Drizzle with olive oil- mine, pleasingly, is garlic-scented- and scatter with za’atar, or dukkah, or simply and easily paprika, or chilli salt. Pittas, toasted, warm. Yellow roses. Lemons. Laziness. Love.
(A Variations On A Lazy Theme: The Laziest Laziest Girl’s Hummus
Two 200g cans chickpeas.
Four big dollops of peanut butter.
Lots of cold water.
Four minced garlic cloves.
Two whole lemons, squeezed.
This is a passable hummus, and you probably have everything you need for it in the house right now, and requires literally no effort from you whatsoever, except chopping the garlic very finely, which you can do in front of Chicken Run (which I love), and squeezing the lemons, which you can also do in front of Chicken Run. Drain the chickpeas; dollop them wholesale into the blender. Blitz. Blitz. Add the peanut butter.
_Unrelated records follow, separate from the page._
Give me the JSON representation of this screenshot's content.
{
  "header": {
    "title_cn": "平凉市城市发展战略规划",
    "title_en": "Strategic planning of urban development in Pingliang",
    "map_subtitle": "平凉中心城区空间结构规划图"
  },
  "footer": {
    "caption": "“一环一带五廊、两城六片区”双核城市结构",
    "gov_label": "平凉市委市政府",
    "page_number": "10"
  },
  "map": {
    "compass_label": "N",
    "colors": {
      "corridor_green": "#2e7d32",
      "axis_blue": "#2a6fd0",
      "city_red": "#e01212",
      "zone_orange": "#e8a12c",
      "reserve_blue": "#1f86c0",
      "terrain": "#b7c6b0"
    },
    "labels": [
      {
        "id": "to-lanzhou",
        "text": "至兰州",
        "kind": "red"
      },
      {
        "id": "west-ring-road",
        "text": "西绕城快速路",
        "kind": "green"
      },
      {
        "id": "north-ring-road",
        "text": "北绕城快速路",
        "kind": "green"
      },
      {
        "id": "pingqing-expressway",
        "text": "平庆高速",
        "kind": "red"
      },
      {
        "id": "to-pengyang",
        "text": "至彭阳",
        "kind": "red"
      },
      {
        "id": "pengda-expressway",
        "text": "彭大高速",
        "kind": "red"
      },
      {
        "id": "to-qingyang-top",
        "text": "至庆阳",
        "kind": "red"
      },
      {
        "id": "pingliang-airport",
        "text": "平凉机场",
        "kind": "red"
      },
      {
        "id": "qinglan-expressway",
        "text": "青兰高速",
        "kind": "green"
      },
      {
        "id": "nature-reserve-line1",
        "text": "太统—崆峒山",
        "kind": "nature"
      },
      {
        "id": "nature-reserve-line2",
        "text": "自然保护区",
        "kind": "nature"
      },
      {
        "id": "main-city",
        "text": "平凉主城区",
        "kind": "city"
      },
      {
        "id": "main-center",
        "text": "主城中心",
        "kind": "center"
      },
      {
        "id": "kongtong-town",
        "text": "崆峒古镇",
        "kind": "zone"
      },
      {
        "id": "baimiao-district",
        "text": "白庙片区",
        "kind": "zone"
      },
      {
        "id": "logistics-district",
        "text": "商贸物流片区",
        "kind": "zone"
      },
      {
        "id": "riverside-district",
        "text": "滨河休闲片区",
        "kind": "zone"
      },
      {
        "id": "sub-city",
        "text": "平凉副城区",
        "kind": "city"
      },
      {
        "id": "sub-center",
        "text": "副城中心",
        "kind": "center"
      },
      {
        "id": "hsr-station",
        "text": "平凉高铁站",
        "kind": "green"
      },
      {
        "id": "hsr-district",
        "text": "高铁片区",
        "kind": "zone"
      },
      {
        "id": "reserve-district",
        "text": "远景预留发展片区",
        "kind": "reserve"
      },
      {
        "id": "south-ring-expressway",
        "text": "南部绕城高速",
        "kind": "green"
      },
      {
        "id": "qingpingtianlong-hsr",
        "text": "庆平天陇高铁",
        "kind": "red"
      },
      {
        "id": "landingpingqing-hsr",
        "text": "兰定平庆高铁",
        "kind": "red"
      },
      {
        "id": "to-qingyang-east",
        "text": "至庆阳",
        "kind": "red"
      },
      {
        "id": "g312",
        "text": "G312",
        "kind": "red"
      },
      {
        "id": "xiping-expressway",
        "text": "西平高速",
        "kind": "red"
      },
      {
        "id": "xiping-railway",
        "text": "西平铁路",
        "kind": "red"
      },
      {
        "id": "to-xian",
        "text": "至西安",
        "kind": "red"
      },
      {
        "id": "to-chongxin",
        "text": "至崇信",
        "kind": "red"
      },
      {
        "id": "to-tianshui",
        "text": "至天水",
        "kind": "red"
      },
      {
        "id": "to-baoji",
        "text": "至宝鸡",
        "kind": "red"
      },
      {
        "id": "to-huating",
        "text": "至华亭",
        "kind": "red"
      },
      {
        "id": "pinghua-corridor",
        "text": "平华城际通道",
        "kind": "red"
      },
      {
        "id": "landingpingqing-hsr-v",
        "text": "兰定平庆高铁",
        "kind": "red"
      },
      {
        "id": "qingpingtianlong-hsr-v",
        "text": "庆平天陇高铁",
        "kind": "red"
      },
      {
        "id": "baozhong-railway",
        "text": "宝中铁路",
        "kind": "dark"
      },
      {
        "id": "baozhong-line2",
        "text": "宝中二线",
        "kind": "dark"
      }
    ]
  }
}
I know, right?! Peanut butter. Mad. Nigella does it and all. Nigella! Blitz. Add a splash of cold water. Blitz. Add half the garlic. Blitz. Add half the lemon juice. Blitz. Add half the garlic. Blitz. Add the rest of the lemon juice. Blitz. Add a splash of olive oil. Blitz. Cold water, through the top of the blender, until consistency. Taste. Olive oil. Salt. Black pepper. Za’atar, if you have it. Scoop, with fingers, from the blender, in front of Chicken Run. You just made hummus with peanut butter. You do not need a fork. You do not need bread. You need nothing but your fingers, and satisfaction.)